ESCAP has initiated a large study in Thailand that is looking at several aspects of air pollution in Bangkok, Chiang Mai and Nakhon Si Thammarat. The results of this study will be published soon, and this article provides some main finding of this work. When analyzing the data we look at two levels: the source and the contributing factors. The source indicates the generation of the problem and the different pollutants and is related to different economic activities (from power generation to industrial production, agriculture and transport). The contributing factors refer to local weather conditions (temperature, wind, humidity) that are responsible for the temporal and spatial distribution of the pollutants and therefore for the specific AQI in a location. All these data, generated from ground-based measurement stations, are combined with observations from satellites and are fed into machine learning models to identify the most significant factors and the most effective tools for reducing air pollution levels.
The preliminary analysis of data and our study show the following: While internal combustion vehicles are an important source of air pollutants, they are not the primary sources of air pollution in most cities in Thailand.
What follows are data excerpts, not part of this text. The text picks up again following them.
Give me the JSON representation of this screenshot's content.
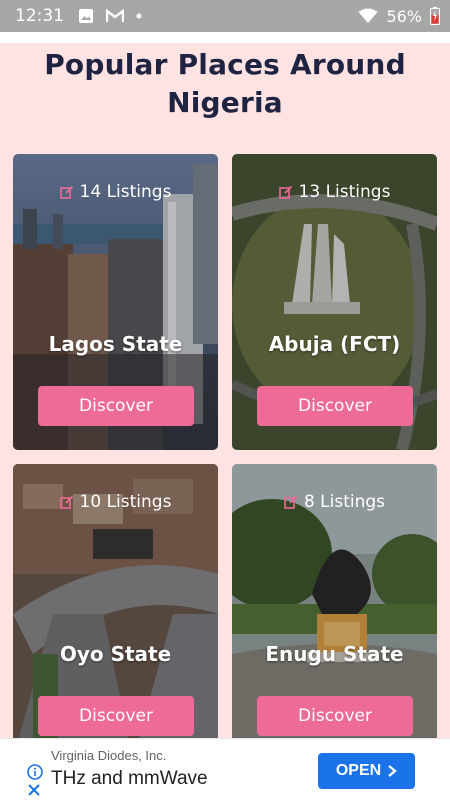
{
  "status": {
    "time": "12:31",
    "battery": "56%"
  },
  "page": {
    "title": "Popular Places Around Nigeria"
  },
  "places": [
    {
      "listings": "14 Listings",
      "name": "Lagos State",
      "button": "Discover"
    },
    {
      "listings": "13 Listings",
      "name": "Abuja (FCT)",
      "button": "Discover"
    },
    {
      "listings": "10 Listings",
      "name": "Oyo State",
      "button": "Discover"
    },
    {
      "listings": "8 Listings",
      "name": "Enugu State",
      "button": "Discover"
    }
  ],
  "ad": {
    "advertiser": "Virginia Diodes, Inc.",
    "headline": "THz and mmWave",
    "cta": "OPEN"
  },
  "colors": {
    "accent": "#ee6a97",
    "background": "#ffe3e3",
    "title": "#1f2342"
  },
  "icons": [
    "image-icon",
    "gmail-icon",
    "wifi-icon",
    "battery-icon",
    "edit-icon",
    "info-icon",
    "close-icon",
    "chevron-right-icon"
  ]
}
While vehicles do play a larger role in cities such as Bangkok or Nakhon Si Thammarat their overall contribution to the AQI in these cities is much smaller than other factors. In this context, smoke released by agricultural fires and forest fires are the main source of pollution and are related to unsustainable practices of natural resources management.
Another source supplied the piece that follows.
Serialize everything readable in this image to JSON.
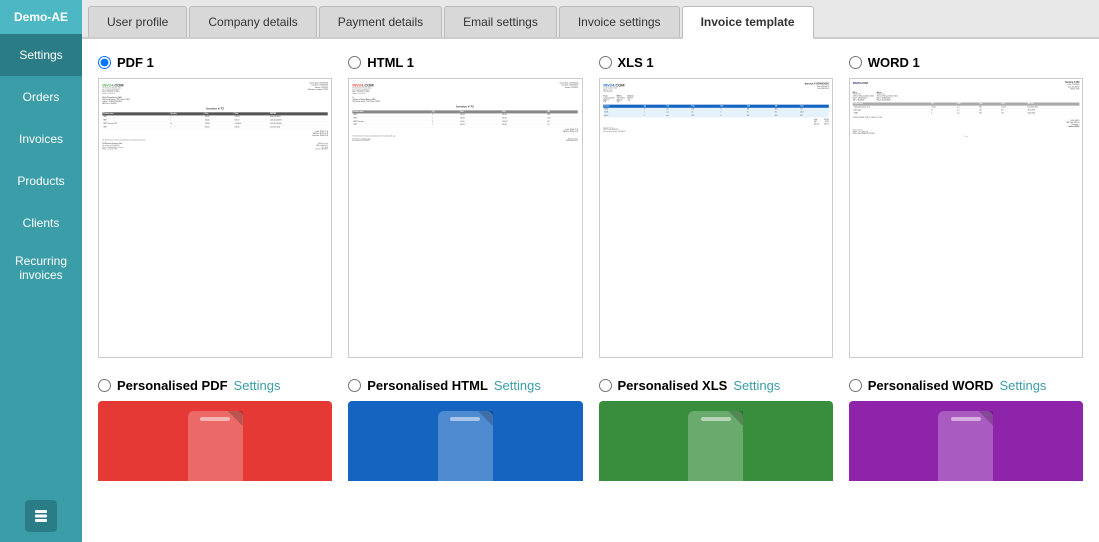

Additional sources of air pollution include industrial emissions from factories, coal-burning powerplants and construction. Another finding from the study is that NOx levels, associated mostly with industrial emissions, are relatively higher in Bangkok in comparison with Chiang Mai.
Looking at the problem of open agricultural fires and the practices associated with it we can highlight the locations with the most frequent incidents of open biomass burning. In the case of Bangkok, the hotspots closest to the city are primarily from cropland. Outside a perimetre of 100 kilometers, the profile changes somewhat with hotspots in urban locations growing in prominence as indicated in the graphs below.
Figure 1: Number and type of fires in various distances from Bangkok.
The relation of PM2.5 and open agricultural fires is also supported by the following graph that shows the PM2.5 levels in relation to the number of fire hotspots over a calendar year (July 2019 to June 2020).
Figure 2: PM2.5 levels and number of fires up to 400 Km from Bangkok (2019-2020).
The air pollution problem of Thailand has multiple faces and there are multiple sources responsible for the PM2.5. The causes vary greatly depending on location and dealing with the problem requires to go out of the box, address the real causes and have a portfolio of short-, medium- and long-term actions.
Specific actions should include:
- Short-term: Promote sustainable agricultural practices (like circular models for straw utilization and sustainable agricultural mechanization) and enhance prevention and suppression of forest fires.
- Medium-term: Engage cooperatively with neighboring countries to work together in reducing air pollution emissions from agricultural burning.
- Long-term: Decarbonize industrial activity, invest in clean energy and zero-emission public and private transport.